Chapter 96
Leroy retired fully at sixty-three, He announced this at dinner at Marcus and Nia's apartment, with Sandra beside him, with the same matter-of-fact clarity that characterized all his announcements, the Letters Meant
He counted the letters in the shoeboxes or rather he stopped counting because the shoeboxes had long since become shelves, and the shelves had become an archive of a life conducted largely in correspondence, The letters from Leroy from his mother and Mr. Okafor and From the students.
Nia at sixty was working on her most ambitious project: a master plan for the redesign of a former industrial site in Kingston into a mixed community-use development. It was the kind of project that required ten years of sustained effort and the kind of belief in a particular vision that not everyone had the endurance for. His mother's room in the yard had been maintained, carefully, since her death. Not as a museum that would have been wrong, the wrong kind of holding, But as a room in use: Elise came sometimes to work, finding the light good Joseph brought his children to play in the yard.

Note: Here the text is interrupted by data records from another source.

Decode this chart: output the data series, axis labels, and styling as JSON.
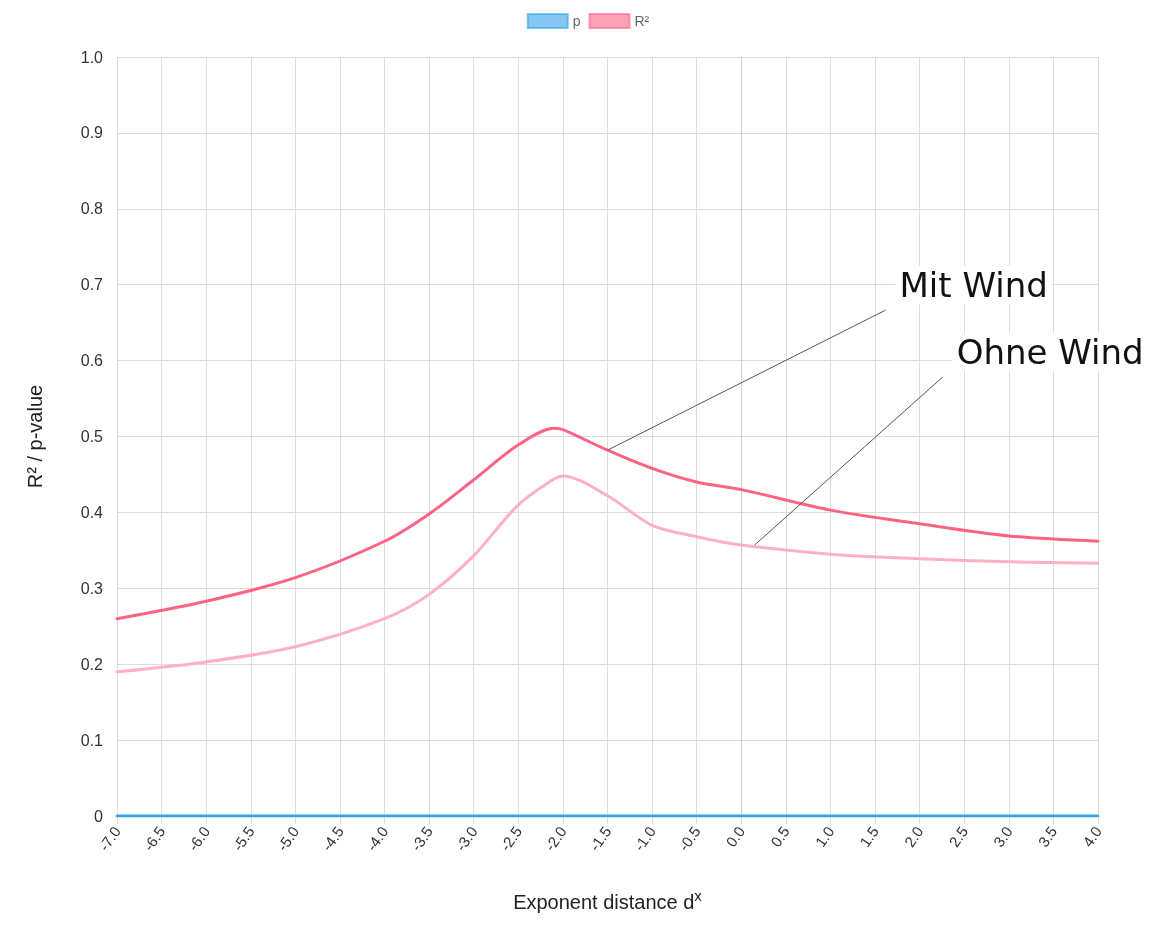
{
  "chart_data": {
    "type": "line",
    "xlabel": "Exponent distance d$^{x}$",
    "ylabel": "R² / p-value",
    "x": [
      -7,
      -6,
      -5,
      -4,
      -3.5,
      -3,
      -2.5,
      -2.1,
      -2,
      -1.5,
      -1,
      -0.5,
      0,
      1,
      2,
      3,
      4
    ],
    "series": [
      {
        "name": "p",
        "color": "#36a2eb",
        "values": [
          0,
          0,
          0,
          0,
          0,
          0,
          0,
          0,
          0,
          0,
          0,
          0,
          0,
          0,
          0,
          0,
          0
        ]
      },
      {
        "name": "R²",
        "color": "#ff6384",
        "values": [
          0.26,
          0.283,
          0.314,
          0.362,
          0.398,
          0.443,
          0.489,
          0.511,
          0.509,
          0.482,
          0.458,
          0.44,
          0.43,
          0.403,
          0.385,
          0.369,
          0.362
        ]
      },
      {
        "color": "#ffb1c1",
        "values": [
          0.19,
          0.203,
          0.223,
          0.26,
          0.292,
          0.343,
          0.41,
          0.444,
          0.448,
          0.422,
          0.383,
          0.368,
          0.357,
          0.345,
          0.339,
          0.335,
          0.333
        ]
      }
    ],
    "xlim": [
      -7,
      4
    ],
    "xticks": [
      {
        "value": -7,
        "label": "-7.0"
      },
      {
        "value": -6.5,
        "label": "-6.5"
      },
      {
        "value": -6,
        "label": "-6.0"
      },
      {
        "value": -5.5,
        "label": "-5.5"
      },
      {
        "value": -5,
        "label": "-5.0"
      },
      {
        "value": -4.5,
        "label": "-4.5"
      },
      {
        "value": -4,
        "label": "-4.0"
      },
      {
        "value": -3.5,
        "label": "-3.5"
      },
      {
        "value": -3,
        "label": "-3.0"
      },
      {
        "value": -2.5,
        "label": "-2.5"
      },
      {
        "value": -2,
        "label": "-2.0"
      },
      {
        "value": -1.5,
        "label": "-1.5"
      },
      {
        "value": -1,
        "label": "-1.0"
      },
      {
        "value": -0.5,
        "label": "-0.5"
      },
      {
        "value": 0,
        "label": "0.0"
      },
      {
        "value": 0.5,
        "label": "0.5"
      },
      {
        "value": 1,
        "label": "1.0"
      },
      {
        "value": 1.5,
        "label": "1.5"
      },
      {
        "value": 2,
        "label": "2.0"
      },
      {
        "value": 2.5,
        "label": "2.5"
      },
      {
        "value": 3,
        "label": "3.0"
      },
      {
        "value": 3.5,
        "label": "3.5"
      },
      {
        "value": 4,
        "label": "4.0"
      }
    ],
    "ylim": [
      0,
      1
    ],
    "yticks": [
      0,
      0.1,
      0.2,
      0.3,
      0.4,
      0.5,
      0.6,
      0.7,
      0.8,
      0.9,
      {
        "value": 1,
        "label": "1.0"
      }
    ],
    "annotations": [
      {
        "text": "Mit Wind",
        "x": -1.5,
        "y": 0.482
      },
      {
        "text": "Ohne Wind",
        "x": 0.15,
        "y": 0.357
      }
    ],
    "grid": true,
    "legend": "top",
    "marker": "none",
    "line_style": "solid"
  }
}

Thomas at twelve was exactly the age Marcus had been when his mother had first properly told him about going to England. He watched his grandson with the specific awareness of what twelve felt like from the inside the acceleration of thought, the beginning of genuine self-consciousness.
The Writing That Outlasted Him
He understood, from reading the response to his books over twenty years, that writing outlasted you in ways you could not predict. The fourth book reached people he had not written it for which was not a failure of aim but an excess of it, a reaching past the intended target into something larger.